Pirelli's F1 racing manager Mario Isola said in Monaco: "It is a bit of a characteristic of all the circuits with a low severity, because it is more difficult to warm the front tyres, and to have a front and rear that are balanced and able to generate the peak of grip. That was the case in Sochi – it was here."
It is on these low energy track that Ferrari's SF70H has proved to be more manageable and better able to perform in all conditions.
Speaking about Ferrari, Isola said: "I am not a vehicle dynamic expert but I think they have designed a car that is very good with the setup. They are able to find always a way to have a very balanced front and rear, and obviously this means performance.
"In the beginning of the year they were very good in race pace, but probably missing a little bit of top speed or qualifying performance.

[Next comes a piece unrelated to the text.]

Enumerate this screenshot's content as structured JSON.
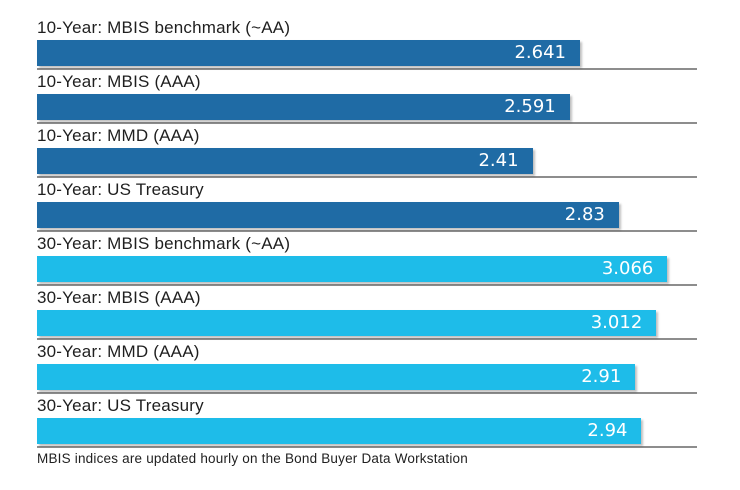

Now they also fix this, and the car is very well balanced."
The current situation Mercedes faces is different to what it experienced in Singapore 2015, when the team struggled all weekend to get its tyres to work at all.
However, there are similarities between Monaco and its struggles this year in Sochi – where on the ultrasoft, on a low grip, slow-speed track, it could not find the sweet spot again.

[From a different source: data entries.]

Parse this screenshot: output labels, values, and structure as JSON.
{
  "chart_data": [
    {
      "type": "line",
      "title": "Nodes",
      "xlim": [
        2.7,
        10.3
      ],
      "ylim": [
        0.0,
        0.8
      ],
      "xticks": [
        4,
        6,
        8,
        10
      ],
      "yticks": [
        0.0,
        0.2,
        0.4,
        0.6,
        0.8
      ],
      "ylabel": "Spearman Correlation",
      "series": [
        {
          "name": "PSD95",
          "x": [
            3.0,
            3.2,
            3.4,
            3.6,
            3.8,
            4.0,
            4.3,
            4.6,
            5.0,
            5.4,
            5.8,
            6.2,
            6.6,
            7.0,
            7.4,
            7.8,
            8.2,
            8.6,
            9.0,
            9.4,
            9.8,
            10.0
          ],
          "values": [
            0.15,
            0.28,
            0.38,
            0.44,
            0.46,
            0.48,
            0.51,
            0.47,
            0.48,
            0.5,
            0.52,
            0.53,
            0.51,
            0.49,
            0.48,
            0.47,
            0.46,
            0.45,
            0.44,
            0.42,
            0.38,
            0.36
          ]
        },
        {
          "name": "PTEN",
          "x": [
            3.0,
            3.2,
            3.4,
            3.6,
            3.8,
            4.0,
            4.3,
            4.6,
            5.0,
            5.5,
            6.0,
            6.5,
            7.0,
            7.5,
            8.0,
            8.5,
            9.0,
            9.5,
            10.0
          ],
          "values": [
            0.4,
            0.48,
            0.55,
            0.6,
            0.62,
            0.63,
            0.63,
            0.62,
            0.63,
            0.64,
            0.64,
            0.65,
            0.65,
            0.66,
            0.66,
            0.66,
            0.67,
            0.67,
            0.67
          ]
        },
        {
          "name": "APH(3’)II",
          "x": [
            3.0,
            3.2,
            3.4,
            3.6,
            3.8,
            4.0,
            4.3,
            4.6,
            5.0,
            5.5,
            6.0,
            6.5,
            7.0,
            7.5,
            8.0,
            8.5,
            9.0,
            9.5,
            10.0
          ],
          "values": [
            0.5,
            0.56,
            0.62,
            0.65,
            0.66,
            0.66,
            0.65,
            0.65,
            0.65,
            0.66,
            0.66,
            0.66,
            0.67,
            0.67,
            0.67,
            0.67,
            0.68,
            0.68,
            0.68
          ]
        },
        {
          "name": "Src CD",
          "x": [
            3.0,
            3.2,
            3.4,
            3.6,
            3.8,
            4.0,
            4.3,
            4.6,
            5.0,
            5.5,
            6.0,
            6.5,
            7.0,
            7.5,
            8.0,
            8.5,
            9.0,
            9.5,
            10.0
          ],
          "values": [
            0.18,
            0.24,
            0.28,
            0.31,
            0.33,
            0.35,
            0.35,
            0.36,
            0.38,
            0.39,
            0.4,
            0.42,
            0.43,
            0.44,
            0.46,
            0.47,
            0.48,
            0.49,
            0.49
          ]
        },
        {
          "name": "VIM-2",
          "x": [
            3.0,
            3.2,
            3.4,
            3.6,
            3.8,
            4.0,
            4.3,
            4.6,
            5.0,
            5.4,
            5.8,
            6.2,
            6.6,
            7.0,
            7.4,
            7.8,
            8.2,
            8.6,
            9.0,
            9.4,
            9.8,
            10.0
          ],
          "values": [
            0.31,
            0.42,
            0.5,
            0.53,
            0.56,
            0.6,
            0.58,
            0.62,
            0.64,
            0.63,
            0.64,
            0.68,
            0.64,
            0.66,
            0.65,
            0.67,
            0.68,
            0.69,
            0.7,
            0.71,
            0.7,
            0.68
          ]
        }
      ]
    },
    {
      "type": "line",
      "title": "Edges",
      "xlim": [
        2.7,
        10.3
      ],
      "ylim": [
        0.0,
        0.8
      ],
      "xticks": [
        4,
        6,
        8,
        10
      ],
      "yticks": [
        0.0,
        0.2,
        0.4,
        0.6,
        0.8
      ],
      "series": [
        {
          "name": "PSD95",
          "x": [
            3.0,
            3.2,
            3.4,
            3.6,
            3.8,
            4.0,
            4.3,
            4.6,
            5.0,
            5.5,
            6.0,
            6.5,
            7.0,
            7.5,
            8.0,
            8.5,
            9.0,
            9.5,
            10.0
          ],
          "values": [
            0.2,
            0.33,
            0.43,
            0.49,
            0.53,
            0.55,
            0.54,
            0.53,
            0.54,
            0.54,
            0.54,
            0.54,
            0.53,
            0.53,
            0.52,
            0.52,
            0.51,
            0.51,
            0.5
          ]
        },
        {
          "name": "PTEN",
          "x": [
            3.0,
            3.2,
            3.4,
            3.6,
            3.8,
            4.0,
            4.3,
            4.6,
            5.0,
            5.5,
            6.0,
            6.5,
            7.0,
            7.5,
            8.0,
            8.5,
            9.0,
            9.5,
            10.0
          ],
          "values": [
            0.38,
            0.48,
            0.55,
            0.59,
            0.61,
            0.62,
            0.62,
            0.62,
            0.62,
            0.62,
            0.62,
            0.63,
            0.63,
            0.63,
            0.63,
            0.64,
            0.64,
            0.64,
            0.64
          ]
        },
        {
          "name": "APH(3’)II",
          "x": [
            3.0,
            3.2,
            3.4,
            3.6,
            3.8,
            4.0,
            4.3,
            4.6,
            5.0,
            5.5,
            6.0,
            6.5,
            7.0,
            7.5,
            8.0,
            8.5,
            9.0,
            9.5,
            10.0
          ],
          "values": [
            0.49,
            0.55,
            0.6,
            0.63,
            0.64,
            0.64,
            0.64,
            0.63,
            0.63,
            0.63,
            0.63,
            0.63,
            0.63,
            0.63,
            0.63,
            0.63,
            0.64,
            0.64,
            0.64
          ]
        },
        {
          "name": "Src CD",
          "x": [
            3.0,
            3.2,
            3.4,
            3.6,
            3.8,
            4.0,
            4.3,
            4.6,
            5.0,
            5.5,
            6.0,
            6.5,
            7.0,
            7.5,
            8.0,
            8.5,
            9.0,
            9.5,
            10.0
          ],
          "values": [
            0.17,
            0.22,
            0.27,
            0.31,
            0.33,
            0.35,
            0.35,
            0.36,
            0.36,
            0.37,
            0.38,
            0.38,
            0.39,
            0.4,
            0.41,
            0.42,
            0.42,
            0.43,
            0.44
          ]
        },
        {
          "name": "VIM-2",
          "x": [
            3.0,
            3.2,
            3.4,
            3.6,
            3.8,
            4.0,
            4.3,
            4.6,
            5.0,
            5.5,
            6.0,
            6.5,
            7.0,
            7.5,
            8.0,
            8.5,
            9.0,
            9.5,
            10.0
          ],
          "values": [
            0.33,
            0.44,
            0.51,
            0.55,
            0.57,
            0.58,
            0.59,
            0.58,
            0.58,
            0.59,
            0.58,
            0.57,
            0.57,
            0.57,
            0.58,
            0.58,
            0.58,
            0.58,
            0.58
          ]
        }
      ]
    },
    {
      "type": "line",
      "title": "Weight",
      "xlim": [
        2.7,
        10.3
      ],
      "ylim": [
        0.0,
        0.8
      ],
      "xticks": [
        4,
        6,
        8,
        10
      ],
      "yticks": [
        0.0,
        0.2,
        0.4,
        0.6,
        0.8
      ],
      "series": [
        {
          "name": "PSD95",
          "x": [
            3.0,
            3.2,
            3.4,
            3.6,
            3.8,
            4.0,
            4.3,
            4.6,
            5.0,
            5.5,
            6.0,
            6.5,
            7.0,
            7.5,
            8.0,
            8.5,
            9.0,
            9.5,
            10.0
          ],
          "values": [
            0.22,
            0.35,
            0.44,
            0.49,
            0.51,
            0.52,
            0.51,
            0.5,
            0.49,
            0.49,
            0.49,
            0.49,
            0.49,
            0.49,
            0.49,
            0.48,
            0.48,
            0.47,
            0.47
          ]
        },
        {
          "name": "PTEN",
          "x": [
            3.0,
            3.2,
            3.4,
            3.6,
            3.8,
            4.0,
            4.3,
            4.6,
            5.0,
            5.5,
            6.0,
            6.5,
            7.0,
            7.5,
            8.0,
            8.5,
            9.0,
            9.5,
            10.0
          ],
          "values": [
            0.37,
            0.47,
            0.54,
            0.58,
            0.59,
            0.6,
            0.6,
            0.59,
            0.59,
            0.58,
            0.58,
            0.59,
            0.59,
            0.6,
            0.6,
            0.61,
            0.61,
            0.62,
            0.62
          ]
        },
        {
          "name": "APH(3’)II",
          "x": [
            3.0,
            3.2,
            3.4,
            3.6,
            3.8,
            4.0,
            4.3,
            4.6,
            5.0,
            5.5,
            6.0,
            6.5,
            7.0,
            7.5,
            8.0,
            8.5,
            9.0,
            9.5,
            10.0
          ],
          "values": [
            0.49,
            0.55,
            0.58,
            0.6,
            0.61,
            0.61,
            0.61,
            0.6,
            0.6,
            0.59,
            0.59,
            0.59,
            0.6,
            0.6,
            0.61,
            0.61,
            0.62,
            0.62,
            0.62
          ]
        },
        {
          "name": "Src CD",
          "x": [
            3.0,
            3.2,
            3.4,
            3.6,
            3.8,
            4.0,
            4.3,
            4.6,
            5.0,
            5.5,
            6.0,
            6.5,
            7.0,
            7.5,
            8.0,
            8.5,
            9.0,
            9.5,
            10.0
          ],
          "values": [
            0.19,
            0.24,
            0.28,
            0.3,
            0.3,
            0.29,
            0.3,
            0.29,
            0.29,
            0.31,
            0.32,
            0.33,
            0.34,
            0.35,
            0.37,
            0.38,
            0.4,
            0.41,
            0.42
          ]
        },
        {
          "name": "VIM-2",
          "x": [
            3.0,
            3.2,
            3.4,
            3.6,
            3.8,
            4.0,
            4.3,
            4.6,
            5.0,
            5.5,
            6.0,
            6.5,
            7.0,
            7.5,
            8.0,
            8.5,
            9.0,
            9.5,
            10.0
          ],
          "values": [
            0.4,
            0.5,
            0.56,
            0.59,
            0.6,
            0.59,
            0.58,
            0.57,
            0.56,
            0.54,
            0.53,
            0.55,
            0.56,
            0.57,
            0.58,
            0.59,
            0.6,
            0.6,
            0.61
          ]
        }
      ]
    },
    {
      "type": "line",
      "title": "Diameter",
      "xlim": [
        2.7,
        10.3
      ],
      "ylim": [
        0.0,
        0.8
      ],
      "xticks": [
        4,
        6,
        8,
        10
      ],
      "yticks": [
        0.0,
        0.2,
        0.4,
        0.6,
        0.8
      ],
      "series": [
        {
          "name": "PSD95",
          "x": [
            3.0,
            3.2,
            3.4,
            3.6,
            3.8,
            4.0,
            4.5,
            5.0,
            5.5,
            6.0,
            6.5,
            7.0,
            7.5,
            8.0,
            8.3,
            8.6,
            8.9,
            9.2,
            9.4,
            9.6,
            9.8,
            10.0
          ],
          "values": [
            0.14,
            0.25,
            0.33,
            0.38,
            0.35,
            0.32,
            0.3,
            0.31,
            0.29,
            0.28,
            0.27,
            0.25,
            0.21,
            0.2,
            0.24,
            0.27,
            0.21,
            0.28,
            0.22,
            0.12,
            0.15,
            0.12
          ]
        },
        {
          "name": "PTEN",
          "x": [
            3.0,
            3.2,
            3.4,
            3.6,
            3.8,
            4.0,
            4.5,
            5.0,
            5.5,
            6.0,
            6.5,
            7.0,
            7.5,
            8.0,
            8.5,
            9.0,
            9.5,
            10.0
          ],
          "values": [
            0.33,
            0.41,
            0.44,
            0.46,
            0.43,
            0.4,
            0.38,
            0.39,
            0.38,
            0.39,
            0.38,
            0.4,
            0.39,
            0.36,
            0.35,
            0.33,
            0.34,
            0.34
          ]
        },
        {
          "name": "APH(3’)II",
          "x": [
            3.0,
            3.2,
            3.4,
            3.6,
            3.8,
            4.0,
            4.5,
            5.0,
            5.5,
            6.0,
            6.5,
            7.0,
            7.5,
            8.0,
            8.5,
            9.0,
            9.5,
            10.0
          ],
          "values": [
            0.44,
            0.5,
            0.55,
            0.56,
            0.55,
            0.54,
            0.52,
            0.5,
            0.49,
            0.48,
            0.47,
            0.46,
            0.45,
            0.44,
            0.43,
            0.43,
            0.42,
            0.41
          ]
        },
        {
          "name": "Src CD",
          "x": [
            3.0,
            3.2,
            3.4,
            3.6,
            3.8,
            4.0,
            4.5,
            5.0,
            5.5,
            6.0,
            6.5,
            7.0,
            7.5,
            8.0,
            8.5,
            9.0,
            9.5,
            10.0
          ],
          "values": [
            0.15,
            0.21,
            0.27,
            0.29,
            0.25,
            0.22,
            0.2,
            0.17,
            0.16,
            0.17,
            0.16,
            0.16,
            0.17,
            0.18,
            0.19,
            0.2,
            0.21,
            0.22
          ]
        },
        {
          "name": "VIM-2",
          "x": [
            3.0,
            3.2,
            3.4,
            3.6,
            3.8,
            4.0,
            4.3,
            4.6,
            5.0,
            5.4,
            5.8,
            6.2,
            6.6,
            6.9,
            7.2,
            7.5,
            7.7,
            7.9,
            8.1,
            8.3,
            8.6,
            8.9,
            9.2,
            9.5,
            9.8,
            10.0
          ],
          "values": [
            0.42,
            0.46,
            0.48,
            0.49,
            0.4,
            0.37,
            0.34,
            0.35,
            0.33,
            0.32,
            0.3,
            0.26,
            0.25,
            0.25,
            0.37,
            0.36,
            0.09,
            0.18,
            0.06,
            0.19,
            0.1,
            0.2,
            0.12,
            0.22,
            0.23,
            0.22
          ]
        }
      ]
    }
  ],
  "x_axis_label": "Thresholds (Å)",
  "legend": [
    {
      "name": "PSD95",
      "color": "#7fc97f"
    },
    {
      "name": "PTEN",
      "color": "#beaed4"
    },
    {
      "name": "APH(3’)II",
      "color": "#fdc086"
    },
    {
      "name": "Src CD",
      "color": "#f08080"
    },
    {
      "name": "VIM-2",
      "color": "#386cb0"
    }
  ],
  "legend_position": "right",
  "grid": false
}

So Mercedes knows what needs to be done, it is just a matter of working out how best to achieve it. But time is short, as Monaco's headaches are the same as will be experienced in forthcoming races.

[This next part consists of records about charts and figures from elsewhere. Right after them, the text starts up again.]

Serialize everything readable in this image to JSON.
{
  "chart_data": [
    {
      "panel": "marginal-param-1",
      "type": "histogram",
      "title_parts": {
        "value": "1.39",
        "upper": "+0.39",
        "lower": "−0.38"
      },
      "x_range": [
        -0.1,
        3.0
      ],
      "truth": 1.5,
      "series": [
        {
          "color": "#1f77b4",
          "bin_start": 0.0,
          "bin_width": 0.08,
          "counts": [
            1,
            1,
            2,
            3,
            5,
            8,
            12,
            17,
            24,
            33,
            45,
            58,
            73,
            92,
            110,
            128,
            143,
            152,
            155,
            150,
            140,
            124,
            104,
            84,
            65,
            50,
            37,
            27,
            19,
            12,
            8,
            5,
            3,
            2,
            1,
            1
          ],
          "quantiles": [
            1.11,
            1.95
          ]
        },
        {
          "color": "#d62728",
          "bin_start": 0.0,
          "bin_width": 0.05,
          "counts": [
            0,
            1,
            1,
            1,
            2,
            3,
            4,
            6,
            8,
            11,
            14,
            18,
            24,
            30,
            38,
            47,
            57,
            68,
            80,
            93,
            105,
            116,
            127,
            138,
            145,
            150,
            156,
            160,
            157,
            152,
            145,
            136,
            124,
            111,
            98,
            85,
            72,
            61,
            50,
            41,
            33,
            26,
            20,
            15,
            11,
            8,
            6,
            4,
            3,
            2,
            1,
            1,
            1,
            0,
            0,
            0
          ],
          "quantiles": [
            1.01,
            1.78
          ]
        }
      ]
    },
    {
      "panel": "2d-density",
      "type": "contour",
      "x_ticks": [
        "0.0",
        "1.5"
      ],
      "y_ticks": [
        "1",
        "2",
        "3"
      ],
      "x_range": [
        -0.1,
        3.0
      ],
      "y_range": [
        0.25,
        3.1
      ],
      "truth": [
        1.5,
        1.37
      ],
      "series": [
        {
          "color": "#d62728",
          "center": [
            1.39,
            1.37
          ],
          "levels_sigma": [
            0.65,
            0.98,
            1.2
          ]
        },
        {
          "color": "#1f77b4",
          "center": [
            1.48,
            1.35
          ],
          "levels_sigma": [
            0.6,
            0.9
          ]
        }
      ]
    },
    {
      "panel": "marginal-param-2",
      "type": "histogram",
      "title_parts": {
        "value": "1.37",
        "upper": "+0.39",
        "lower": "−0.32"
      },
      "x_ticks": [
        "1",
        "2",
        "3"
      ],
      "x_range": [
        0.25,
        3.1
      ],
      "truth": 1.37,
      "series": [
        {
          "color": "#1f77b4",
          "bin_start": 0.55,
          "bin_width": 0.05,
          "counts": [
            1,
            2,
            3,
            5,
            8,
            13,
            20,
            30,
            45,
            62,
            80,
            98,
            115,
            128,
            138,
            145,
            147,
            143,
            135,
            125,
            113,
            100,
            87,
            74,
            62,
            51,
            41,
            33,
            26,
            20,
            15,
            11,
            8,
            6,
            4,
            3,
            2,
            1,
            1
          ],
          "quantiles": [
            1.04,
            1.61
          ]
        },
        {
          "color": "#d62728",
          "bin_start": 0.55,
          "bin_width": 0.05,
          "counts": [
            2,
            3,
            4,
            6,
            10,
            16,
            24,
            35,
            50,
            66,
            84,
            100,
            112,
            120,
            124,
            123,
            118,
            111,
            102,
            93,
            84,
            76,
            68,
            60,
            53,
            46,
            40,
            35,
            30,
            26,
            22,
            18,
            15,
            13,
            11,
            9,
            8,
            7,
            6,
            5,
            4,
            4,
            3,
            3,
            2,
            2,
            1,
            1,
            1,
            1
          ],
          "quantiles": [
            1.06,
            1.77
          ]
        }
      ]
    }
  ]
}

Isola added: "Sochi and Monte Carlo are circuits where you need a lot of traction and you have to protect the rear, but you cannot sacrifice the front too much.
"It is the secret of having a car that is very well balanced. Sliding from the rear can cause overheating, and it is a different overheating because of this smooth asphalt. And on the other side, you have to put some energy in the front tyres because otherwise you don't get the maximise grip.
"We will also have this effect in some other circuits like Montreal. It is something you are not going to experience in Silverstone in Spa probably because they have a different characteristics. Also the asphalt roughness is higher so you are able to generate more grip and putting more energy in the tyre."
Difficult to solve
The challenge of Montreal and Baku will be further increased though by the fact that they are tracks where teams runs with a lot less downforce, which could make things even harder for teams to get energy into their tyres.
As Force India's technical director Andrew Green said: "We've got to see where they [the tyres] go when you start taking the downforce off the car, which is something we've not really experimented with yet. It's going to be new for us - new for everybody, though.
"Traditionally Montreal is quite tricky. I think Baku will be a tough one. It's very smooth asphalt, very low energy input, a really long straight. It's going to be a big challenge for everybody."
Hamilton is well aware that Mercedes is under pressure to find the answers, if he is not going to have worse weekends than Monaco.
"It's definitely going to be a difficult one [to find a solution] and I really hope we get on top of it, because as soon as we get on top of those ultrasofts, then that puts us in a much better position to attack the other car," he said. "That's what we really need.
"Montreal has been a great hunting ground for me in the past and I plan for it to continue, so we are going to work very very hard over the next two weeks to make sure the car is in the right place to make sure we are ahead of those Ferraris."